Bazı âşıklar ezelden ebede birbirlerini doğura gelir. Matruşka havası verilmiş zaman ve bedenlerdir ruhların bekçileri.
Çok fonksiyonlu bir daktilonun hızlı geri gitme tuşu gibi geçmişe götüren ya da seke seke geri ket vurduran her ne varsa şimdinin zehri, An’ı gırtlaklayanların izidir. -Ve her nasılsa insanoğlunun- kendi çıkarını düşünen bir varlık olarak-, neyin kendi çıkarına uygun olduğunu bilemeyecek denli gözleri aytozu örtülüdür. O kendi ayaklarını bir pabuca sokmaya, pabuç da ona gözdağı vermeye meyillidir ya da sana buyurgan bir ricayla gelir.- Ve biz An’da yaşamanın değerini bilmek üzere sınanırız.
Ve yine öyle günlerden bir gün, kendisini sevgiden uzaklaştırarak cezalandırmış ve son nefesinde pişman olacaklar sırasına girmiş biriyle dudak dudağa geldim. Hani görür görmez yıllardır tanıyormuş süsü verilen sözler ve gözler vardır ya, yaz günü koyu bir battaniye ile öylece örtülüverdi kalbime.

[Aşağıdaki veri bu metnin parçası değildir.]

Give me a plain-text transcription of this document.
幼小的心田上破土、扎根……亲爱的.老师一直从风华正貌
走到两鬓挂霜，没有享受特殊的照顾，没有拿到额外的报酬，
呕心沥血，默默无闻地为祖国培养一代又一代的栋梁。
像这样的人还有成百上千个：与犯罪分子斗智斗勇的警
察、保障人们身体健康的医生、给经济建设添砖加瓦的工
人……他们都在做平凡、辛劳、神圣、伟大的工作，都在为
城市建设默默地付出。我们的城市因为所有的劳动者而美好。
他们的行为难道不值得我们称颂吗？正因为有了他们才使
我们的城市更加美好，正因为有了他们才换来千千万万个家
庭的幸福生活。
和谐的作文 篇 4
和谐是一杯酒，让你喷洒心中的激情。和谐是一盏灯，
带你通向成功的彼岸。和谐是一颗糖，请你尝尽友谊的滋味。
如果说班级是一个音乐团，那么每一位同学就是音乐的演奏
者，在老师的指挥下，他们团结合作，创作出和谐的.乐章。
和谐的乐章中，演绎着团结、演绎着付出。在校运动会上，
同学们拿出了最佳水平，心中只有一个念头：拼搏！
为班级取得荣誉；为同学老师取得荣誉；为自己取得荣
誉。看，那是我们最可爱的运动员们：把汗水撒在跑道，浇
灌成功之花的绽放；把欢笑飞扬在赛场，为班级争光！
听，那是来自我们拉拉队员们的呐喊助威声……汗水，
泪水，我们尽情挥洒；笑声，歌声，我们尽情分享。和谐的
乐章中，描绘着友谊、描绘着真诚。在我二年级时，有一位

Çift sarılı bir yaz gününde göze gelişimiz dudakların birbirine hızlıca çekilmesini sağlamış ise de, sona kalan ve kalbimde donakalan o karelerde arada hiç mesafe kalmamış değildi. İşlerini güçlerine dönüştürmenin sonsuz varsayımı üzerine buralara teşrif etmişse de, usulca gelen ve bacamızı tüttürmenin hayalini perdeleyen o telefonla gözümden yitmiş fakat kalbimden yitmemişti.

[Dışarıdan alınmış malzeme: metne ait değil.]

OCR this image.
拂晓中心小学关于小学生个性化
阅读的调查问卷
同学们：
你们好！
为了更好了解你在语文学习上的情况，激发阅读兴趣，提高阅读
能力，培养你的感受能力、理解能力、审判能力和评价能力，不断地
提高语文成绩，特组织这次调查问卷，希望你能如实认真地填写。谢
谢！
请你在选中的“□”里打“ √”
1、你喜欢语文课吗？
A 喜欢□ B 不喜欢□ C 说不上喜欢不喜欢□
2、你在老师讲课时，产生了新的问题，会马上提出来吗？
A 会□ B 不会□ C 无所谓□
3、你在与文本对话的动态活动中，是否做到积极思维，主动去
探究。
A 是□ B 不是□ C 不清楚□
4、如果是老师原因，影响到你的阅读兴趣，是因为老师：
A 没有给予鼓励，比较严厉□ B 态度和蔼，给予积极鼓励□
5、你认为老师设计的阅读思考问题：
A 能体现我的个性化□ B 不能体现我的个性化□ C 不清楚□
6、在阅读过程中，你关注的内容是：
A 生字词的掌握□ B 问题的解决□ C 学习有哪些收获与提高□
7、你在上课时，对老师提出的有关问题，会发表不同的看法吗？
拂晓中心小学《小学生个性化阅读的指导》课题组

Aynı frekans aralığında yürümeye soldurulan çiçekler gibi yetim hissettirmeye doğmuş olanları yadırgamak istemedim; büyük konuşulanlar listesine doğmuş her balon içinde bağıran sözcük gelip yapıştı alnıma.
Hayallerimizin yaşanmamış ve gelecekte yaşanmayacak gerçekliğini özlüyordum imkânsızlıklar diyarında. Onca sevip de konuşulamayacak ve kavuşulamayacak olanları biriktirmek adil değildi bir kavanozda.

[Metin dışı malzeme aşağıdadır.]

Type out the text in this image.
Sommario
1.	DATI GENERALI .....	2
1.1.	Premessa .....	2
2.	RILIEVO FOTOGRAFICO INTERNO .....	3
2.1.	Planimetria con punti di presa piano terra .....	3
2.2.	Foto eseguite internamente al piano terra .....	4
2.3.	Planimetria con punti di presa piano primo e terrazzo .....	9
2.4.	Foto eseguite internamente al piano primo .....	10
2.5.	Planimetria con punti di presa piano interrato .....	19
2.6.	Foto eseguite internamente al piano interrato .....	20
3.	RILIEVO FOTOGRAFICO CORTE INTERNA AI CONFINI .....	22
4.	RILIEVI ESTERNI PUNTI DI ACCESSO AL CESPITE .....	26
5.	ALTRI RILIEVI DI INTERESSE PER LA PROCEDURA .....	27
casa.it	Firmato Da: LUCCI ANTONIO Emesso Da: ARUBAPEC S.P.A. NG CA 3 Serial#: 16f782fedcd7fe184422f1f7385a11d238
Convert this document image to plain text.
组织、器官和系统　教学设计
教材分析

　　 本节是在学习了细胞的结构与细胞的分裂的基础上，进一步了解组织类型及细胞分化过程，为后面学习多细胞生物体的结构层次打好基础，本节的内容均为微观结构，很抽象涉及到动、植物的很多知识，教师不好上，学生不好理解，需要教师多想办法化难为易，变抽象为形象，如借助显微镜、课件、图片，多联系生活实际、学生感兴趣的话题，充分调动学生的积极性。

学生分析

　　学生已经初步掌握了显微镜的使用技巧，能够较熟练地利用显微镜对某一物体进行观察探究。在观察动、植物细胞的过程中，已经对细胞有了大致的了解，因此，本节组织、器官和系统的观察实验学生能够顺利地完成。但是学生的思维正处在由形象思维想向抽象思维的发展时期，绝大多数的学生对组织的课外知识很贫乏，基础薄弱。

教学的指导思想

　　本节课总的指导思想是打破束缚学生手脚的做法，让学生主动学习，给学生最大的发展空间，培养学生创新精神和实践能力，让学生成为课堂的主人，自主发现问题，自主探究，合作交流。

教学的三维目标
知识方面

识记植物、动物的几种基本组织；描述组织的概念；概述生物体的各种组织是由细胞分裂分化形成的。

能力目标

Tatilim sona ermişti. İşlerimin başına geçmek üzere ışınlanmıştım. Ve ben o gün orada onunla tekrar göz göze gelir gelmez gözümü itmesinin ertesinde, onun patronum olduğunu öğrenmiştim.
Bir kavanoz gibiydi şimdiye dek izi gelmiş bir can kıyımına şahitlik etmek üzere, üçüncü kattan söze düşüp gerçekleşmek üzere olup tüm düşlerimi yıkan. İyi ki yalnızca ‘gibiydi’; eğer ‘gibi’ değil idiyse ve sırtında aktif bir katılım taşımıyor ise -tüm doğallığıyla ve şeffaf ritimleriyle süslenen bir eşleniği yok ise-, ‘aşk’ derken şaka yapıyor olabilirdi.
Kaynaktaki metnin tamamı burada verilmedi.